Med Ball Sit-Up Throws
• Assume Sit-Up position with partner in front
• Perform controlled Sit-Up after receiving ball overhead from partner
• Throw ball back to partner from overhead as you return to start position
Longoria: You want to pull from your lower abs. That’s where you see a lot of athletes get injuries, or with a pulled groin, because they’re not working those muscles. It all comes back to having that ability to be flexible and be strong through there. When you receive the med ball overhead, control that med ball all the way down. Don’t let the med ball pull you back.
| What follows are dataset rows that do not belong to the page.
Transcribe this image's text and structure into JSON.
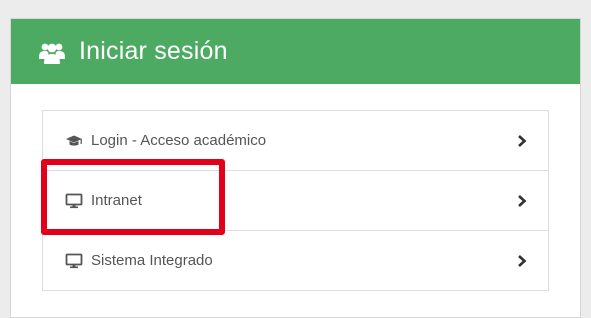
{
  "panel": {
    "title": "Iniciar sesión",
    "title_icon": "users-icon",
    "header_color": "#4daa62"
  },
  "items": [
    {
      "label": "Login - Acceso académico",
      "icon": "graduation-cap-icon",
      "action_icon": "chevron-right-icon"
    },
    {
      "label": "Intranet",
      "icon": "desktop-icon",
      "action_icon": "chevron-right-icon",
      "highlighted": true
    },
    {
      "label": "Sistema Integrado",
      "icon": "desktop-icon",
      "action_icon": "chevron-right-icon"
    }
  ],
  "highlight_color": "#e3001b"
}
To stay healthy and strong throughout the season and supplement the power he’s developed in his core and legs, Evan works on building a foundation of pure strength (watch a video from Evan Longoria’s spring training workout and see how he builds core strength for baseball). “My main goal this off-season was to prepare my hamstrings and my glutes,” he says. “I had a little hamstring injury last year, so that was a big focus for me this off season, getting my hamstrings, glutes and low back as strong as I could. Along with the rotational stuff for baseball, you’re always in a squatting position. So, you always want to incorporate some sort of Squat exercise.”
Weighted Bulgarian Squat
• Wearing weight vest, assume split stance with rear foot elevated on bench or box
• Keeping chest up and front knee behind toes, squat down until front knee is bent 90 degrees
• Drive through front heel to return to start position
• Repeat for specified reps; perform set with opposite foot forward
Sets/Reps: 2×10 with light weight for explosion // 3×5 with heavier weight for strength and mass
Longoria: This is an isolated squat that really works the glute and hamstring muscles. Keep a tight upper body and core muscles intact, and really let your legs do most of the work. Focus on sitting back into the squat, and let the glutes and hamstrings take the brunt of the weight. Start with a lighter weight and progress to a more difficult weight once your legs and back are ready for it.